Following 2001, Oregon’s economy performed poorly, which contributed to the creation of OHP2, in which fundamental changes were made to the OHP to account for a lack of available financing from state general funds. From 2001 to 2003, Oregon had highest unemployment rate in the nation at 7.4%, and from 2002 to 2003, personal income tax revenues fell 19%. After moderate growth in health care costs in the mid-1990s due to the cost control measures imposed by the widespread growth of managed care, medical cost inflation began to increase. Because the prioritized list does not control costs for covered services, it was not possible for the OHP to offset medical inflation. After 2001, the economic recession, high unemployment, and growing uninsured population began to put increasing pressure on Medicaid as more people qualified for public insurance, thereby increasing enrollment in OHP Plus. Furthermore, as OHP Standard unraveled, the financing base for OHP2 fell out.

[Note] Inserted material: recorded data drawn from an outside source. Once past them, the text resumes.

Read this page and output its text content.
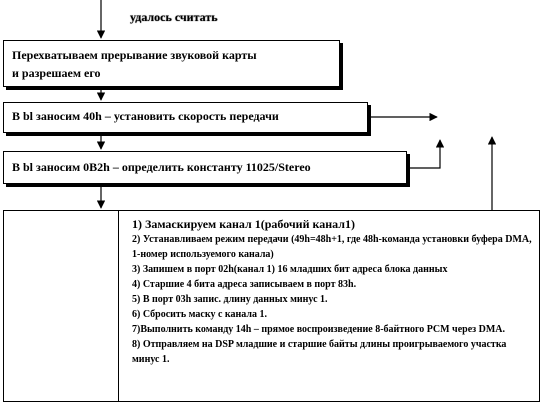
удалось считать
Перехватываем прерывание звуковой карты
и разрешаем его
В bl заносим 40h – установить скорость передачи
В bl заносим 0B2h – определить константу 11025/Stereo
1) Замаскируем канал 1(рабочий канал1)
2) Устанавливаем режим передачи (49h=48h+1, где 48h-команда установки буфера DMA, 1-номер используемого канала)
3) Запишем в порт 02h(канал 1) 16 младших бит адреса блока данных
4) Старшие 4 бита адреса записываем в порт 83h.
5) В порт 03h запис. длину данных минус 1.
6) Сбросить маску с канала 1.
7)Выполнить команду 14h – прямое воспроизведение 8-байтного PCM через DMA.
8) Отправляем на DSP младшие и старшие байты длины проигрываемого участка минус 1.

Meanwhile, at the federal level, the Federal Medical Assistance Program (FMAP), which provided matching funds to the OHP based on 3-year averages, fell out of sync with the current economic conditions in Oregon, and FMAP funding actually declined from 2001 to 2002 despite an increased need for federal funding. Finally, in 2003, the state legislature attempted to address the recent decline in state revenues with a $542 million tax increase known as Measure 30. However, due to anti-tax forces, a state ballot referendum is required to pass tax increases, and Measure 30 was turned down in February 2004 by a 59% vote. As a result of the failure of Measure 30, the state was automatically forced to cut $542 million in state budget expenditures, including $40 million from OHP Standard.
- Tactical policy error
To achieve the goal of expanding coverage and reducing the uninsured population given fiscal constraints, Kitzhaber and the Democrats created new cost-sharing and premium policies to redirect revenues from existing enrollees to cover more people. This strategy represented the fiscal pragmatism and progressivism dominant in Oregon politics, specifically the application of conservative means to achieve liberal ends. Meanwhile, Republicans were supportive of this plan because they viewed the reduced OHP Standard benefit package combined with increased premiums, copayments, and direct consequences for failure to pay as reflecting private insurance plans emphasizing personal responsibility in contributing to medical care. However, the failure of this plan resulted from a discrepancy between the predicted behavior of low-income populations and the actual behavior of these individuals in reaction to increased cost-sharing measures. In reality, OHP Standard enrollees were significantly more price sensitive than expected, and the negative reaction to cost-sharing, especially as large numbers of individuals dropped out of OHP Standard, caused the plan to fail.